The SpinQuest experiment will make use of the same spectrometer used in SeaQuest; this spectrometer was described in great detail in this article. On this web page, we give only a summary of the functions of each spectrometer element.
The primary goal of the spectrometer is to identify pairs of positive and negative muons from the leptonic decay of a virtual photon produced via quark–anti-quark annihilation, the so-called Drell-Yan process. This electromagnetic process has a much smaller yield than the strong-interaction processes that occur in the beam-target interaction, and so it is necessary to filter out the many hadrons produced, using thick iron absorbers. In our spectrometer there are two such absorbers.

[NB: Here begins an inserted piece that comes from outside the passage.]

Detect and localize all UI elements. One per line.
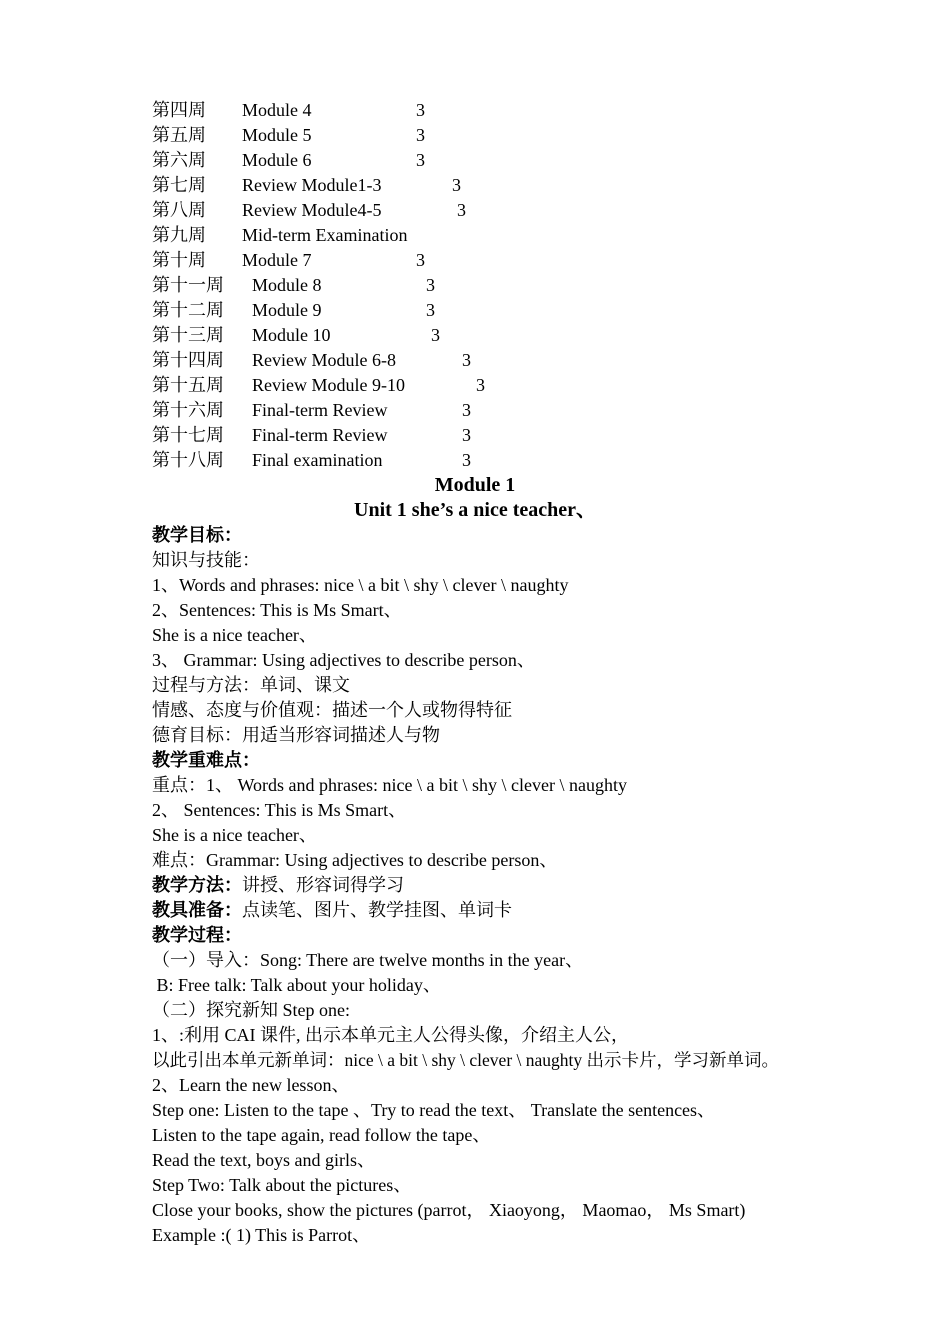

The SpinQuest polarized target will replace the liquid H2, D2, and solid targets used in SeaQuest, and will be placed farther upstream to improve our ability to distinguish between target and beam-dump events.
The FMag is a combination hadron absorber, bending magnet, and beam dump. It both absorbs the enormous number of charged hadrons (primarily pions and kaons) produced in the target, and performs the first bending of the muons that we seek to detect.
Immediately following the FMag are a set of hodoscopes and wire chambers (Station 1) that provide the first triggering and tracking information, respectively.
The KMag, originally used in the KTeV experiment, is an open magnet that additionally bends the tracks of the muons, and is our primary tool for measuring the momentum of the muons.
Immediately following the KMag are a set of hodoscopes and drift chambers (Station 2); after an open drift space another set of hodoscopes and drifts chambers (Station 3) are in place.
Following Station 3 is a solid iron Hadron Absorber. This is needed because not every hadron is absorbed in the FMag; if a track seen in Stations 1-3 disappears in the Hadron Absorber, then it was probably not a muon.
The triggering and tracking package is completed by the Station 4 hodoscopes and proportional tubes following the Hadron Absorber.